O golpe que, por longos 21 anos, implodiu a democracia e instalou no Brasil um sangrento regime de terror e ódio, capaz de produzir e deixar para as gerações de agora e futuras um terrível saldo de milhares de banimentos, prisões, torturas, mortes e “desaparecimentos” políticos, não aconteceu por obra do acaso. 

Desde o final da Era Vargas, encerrada com o suicídio de Getúlio em 1954, às insurreições contra Juscelino Kubitschek, às pressões contra Jânio Quadros e às conspirações ostensivas que terminaram por derrubar Jango, o Brasil sempre viveu momentos de tensão e medo, ante a possibilidade iminente do rompimento do Estado Democrático de Direito, pela tomada do poder por um golpe militar. 

Esse é um pesadelo que parece sempre querer voltar. Em 2014, contestaram o processo eleitoral. Em 2016, depuseram Dilma, empossaram um traidor, desmantelaram a democracia. Em 2018, sem crime e sem provas, prenderam Lula, elegeram um genocida golpista, desmontaram os avanços sociais dos governos do PT, deixaram o povo morrer de Covid-19, voltaram o Brasil pro Mapa da Fome. 

E, de novo, em 08/01/2023, o Brasil passa pelo trauma de mais uma intentona golpista. Não venceram, é certo. Não houve rebelião militar, é certo.

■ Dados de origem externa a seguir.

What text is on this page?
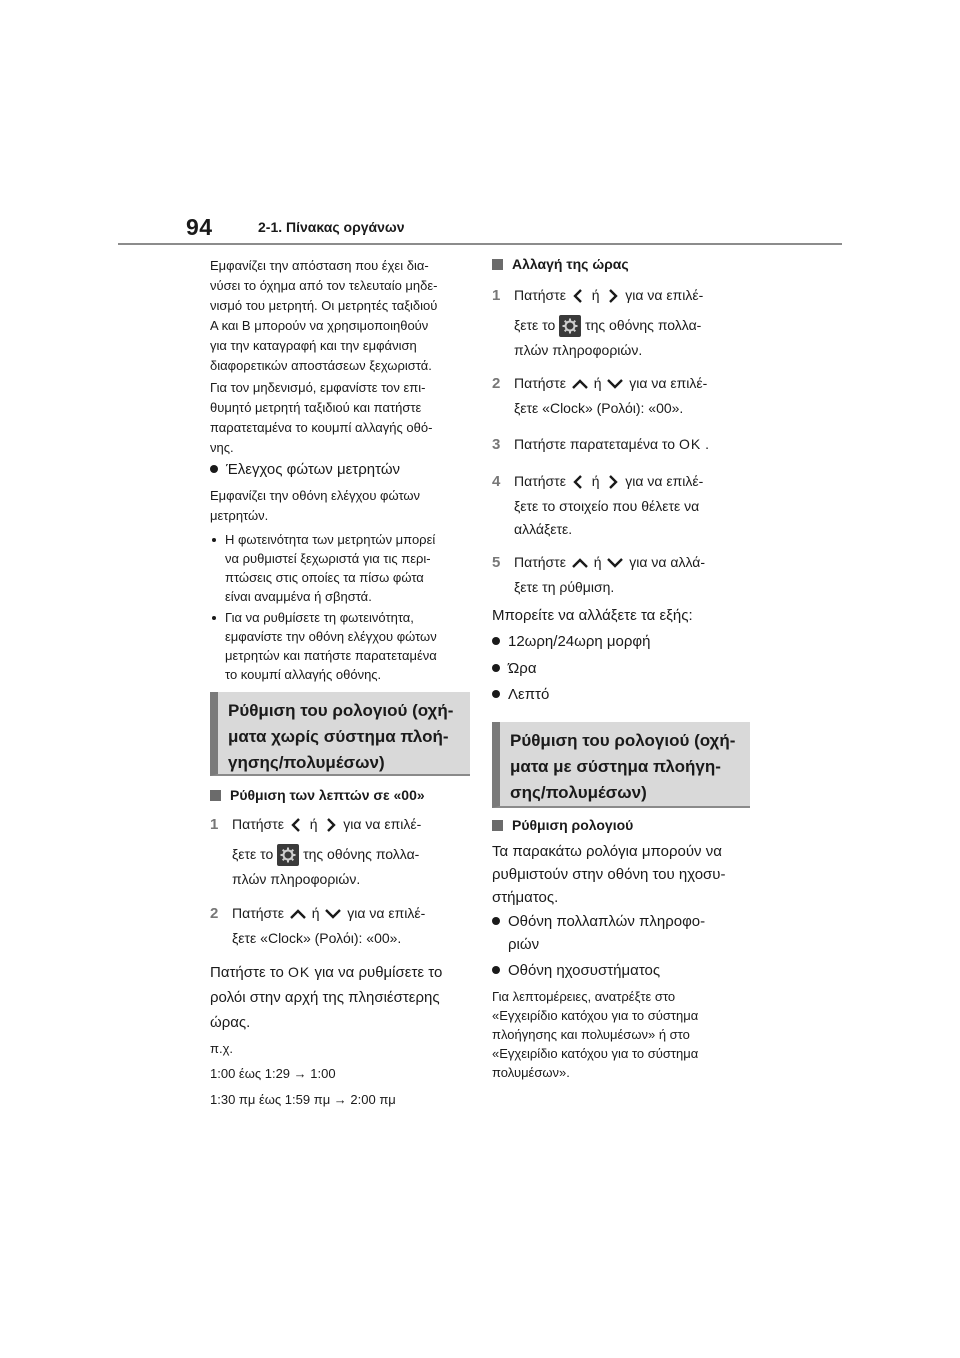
94	2-1. Πίνακας οργάνων
Εμφανίζει την απόσταση που έχει δια-
νύσει το όχημα από τον τελευταίο μηδε-
νισμό του μετρητή. Οι μετρητές ταξιδιού
A και B μπορούν να χρησιμοποιηθούν
για την καταγραφή και την εμφάνιση
διαφορετικών αποστάσεων ξεχωριστά.
Για τον μηδενισμό, εμφανίστε τον επι-
θυμητό μετρητή ταξιδιού και πατήστε
παρατεταμένα το κουμπί αλλαγής οθό-
νης.
Έλεγχος φώτων μετρητών
Εμφανίζει την οθόνη ελέγχου φώτων
μετρητών.
Η φωτεινότητα των μετρητών μπορεί
να ρυθμιστεί ξεχωριστά για τις περι-
πτώσεις στις οποίες τα πίσω φώτα
είναι αναμμένα ή σβηστά.
Για να ρυθμίσετε τη φωτεινότητα,
εμφανίστε την οθόνη ελέγχου φώτων
μετρητών και πατήστε παρατεταμένα
το κουμπί αλλαγής οθόνης.
Ρύθμιση του ρολογιού (οχή-
ματα χωρίς σύστημα πλοή-
γησης/πολυμέσων)
Ρύθμιση των λεπτών σε «00»
1 Πατήστε ή για να επιλέ-
ξετε το της οθόνης πολλα-
πλών πληροφοριών.
2 Πατήστε ή για να επιλέ-
ξετε «Clock» (Ρολόι): «00».
Πατήστε το OK για να ρυθμίσετε το
ρολόι στην αρχή της πλησιέστερης
ώρας.
π.χ.
1:00 έως 1:29 → 1:00
1:30 πμ έως 1:59 πμ → 2:00 πμ
Αλλαγή της ώρας
1 Πατήστε ή για να επιλέ-
ξετε το της οθόνης πολλα-
πλών πληροφοριών.
2 Πατήστε ή για να επιλέ-
ξετε «Clock» (Ρολόι): «00».
3 Πατήστε παρατεταμένα το OK .
4 Πατήστε ή για να επιλέ-
ξετε το στοιχείο που θέλετε να
αλλάξετε.
5 Πατήστε ή για να αλλά-
ξετε τη ρύθμιση.
Μπορείτε να αλλάξετε τα εξής:
12ωρη/24ωρη μορφή
Ώρα
Λεπτό
Ρύθμιση του ρολογιού (οχή-
ματα με σύστημα πλοήγη-
σης/πολυμέσων)
Ρύθμιση ρολογιού
Τα παρακάτω ρολόγια μπορούν να
ρυθμιστούν στην οθόνη του ηχοσυ-
στήματος.
Οθόνη πολλαπλών πληροφο-
ριών
Οθόνη ηχοσυστήματος
Για λεπτομέρειες, ανατρέξτε στο
«Εγχειρίδιο κατόχου για το σύστημα
πλοήγησης και πολυμέσων» ή στο
«Εγχειρίδιο κατόχου για το σύστημα
πολυμέσων».
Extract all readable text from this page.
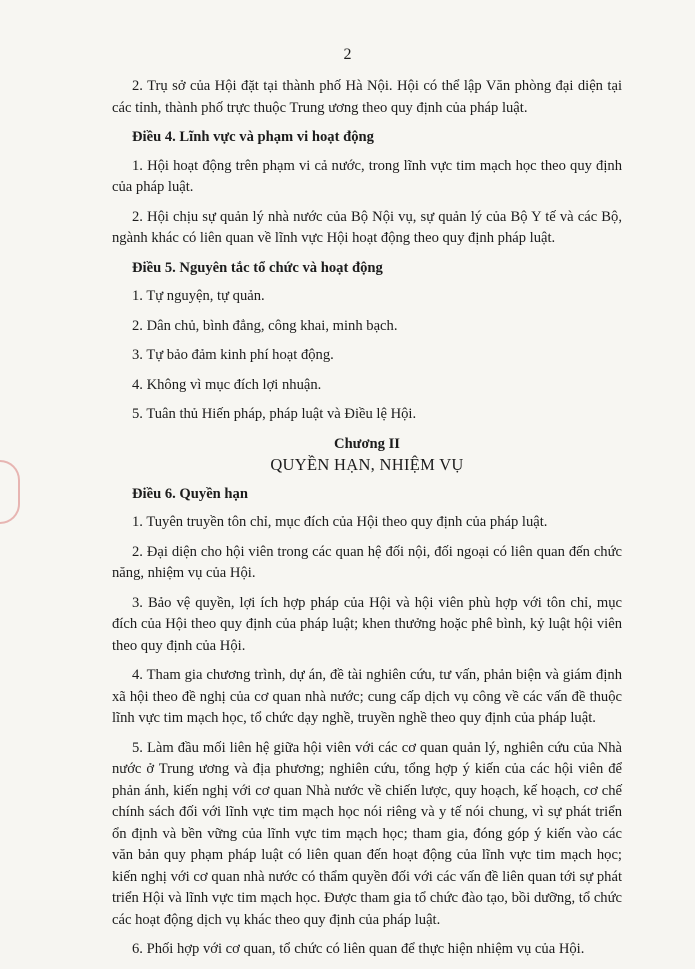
2

2. Trụ sở của Hội đặt tại thành phố Hà Nội. Hội có thể lập Văn phòng đại diện tại các tỉnh, thành phố trực thuộc Trung ương theo quy định của pháp luật.

Điều 4. Lĩnh vực và phạm vi hoạt động

1. Hội hoạt động trên phạm vi cả nước, trong lĩnh vực tim mạch học theo quy định của pháp luật.

2. Hội chịu sự quản lý nhà nước của Bộ Nội vụ, sự quản lý của Bộ Y tế và các Bộ, ngành khác có liên quan về lĩnh vực Hội hoạt động theo quy định pháp luật.

Điều 5. Nguyên tắc tổ chức và hoạt động

1. Tự nguyện, tự quản.

2. Dân chủ, bình đẳng, công khai, minh bạch.

3. Tự bảo đảm kinh phí hoạt động.

4. Không vì mục đích lợi nhuận.

5. Tuân thủ Hiến pháp, pháp luật và Điều lệ Hội.

Chương II

QUYỀN HẠN, NHIỆM VỤ

Điều 6. Quyền hạn

1. Tuyên truyền tôn chỉ, mục đích của Hội theo quy định của pháp luật.

2. Đại diện cho hội viên trong các quan hệ đối nội, đối ngoại có liên quan đến chức năng, nhiệm vụ của Hội.

3. Bảo vệ quyền, lợi ích hợp pháp của Hội và hội viên phù hợp với tôn chỉ, mục đích của Hội theo quy định của pháp luật; khen thưởng hoặc phê bình, kỷ luật hội viên theo quy định của Hội.

4. Tham gia chương trình, dự án, đề tài nghiên cứu, tư vấn, phản biện và giám định xã hội theo đề nghị của cơ quan nhà nước; cung cấp dịch vụ công về các vấn đề thuộc lĩnh vực tim mạch học, tổ chức dạy nghề, truyền nghề theo quy định của pháp luật.

5. Làm đầu mối liên hệ giữa hội viên với các cơ quan quản lý, nghiên cứu của Nhà nước ở Trung ương và địa phương; nghiên cứu, tổng hợp ý kiến của các hội viên để phản ánh, kiến nghị với cơ quan Nhà nước về chiến lược, quy hoạch, kế hoạch, cơ chế chính sách đối với lĩnh vực tim mạch học nói riêng và y tế nói chung, vì sự phát triển ổn định và bền vững của lĩnh vực tim mạch học; tham gia, đóng góp ý kiến vào các văn bản quy phạm pháp luật có liên quan đến hoạt động của lĩnh vực tim mạch học; kiến nghị với cơ quan nhà nước có thẩm quyền đối với các vấn đề liên quan tới sự phát triển Hội và lĩnh vực tim mạch học. Được tham gia tổ chức đào tạo, bồi dưỡng, tổ chức các hoạt động dịch vụ khác theo quy định của pháp luật.

6. Phối hợp với cơ quan, tổ chức có liên quan để thực hiện nhiệm vụ của Hội.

Mas também é certo que acampamentos golpistas, montados à luz do dia nos portões das bases militares do Exército brasileiro, serviram de aparelho para a escalada terrorista que vandalizou os prédios dos Três Poderes no 8 de janeiro.

Em poucas horas, em plena tarde de domingo, uma turba ensandecida de vândalos, clamando por intervenção militar, depredou vidros e obras de arte no Palácio do Planalto, no Congresso Nacional e no Supremo Tribunal Federal. 

Hoje já se sabe que a intentona de golpe foi articulada pelo próprio ex-presidente da República, de dentro dos palácios de governo, com o apoio de militares graúdos das Forças Armadas da República Federativa do Brasil. Das listas de pessoas presas – financiadoras, executoras e mandantes – além dos/as chamados/as “bagrinhos/as” ou “patriotas raiz”, constam expressivos nomes vinculados ao capital financeiro e à elite política brasileira. 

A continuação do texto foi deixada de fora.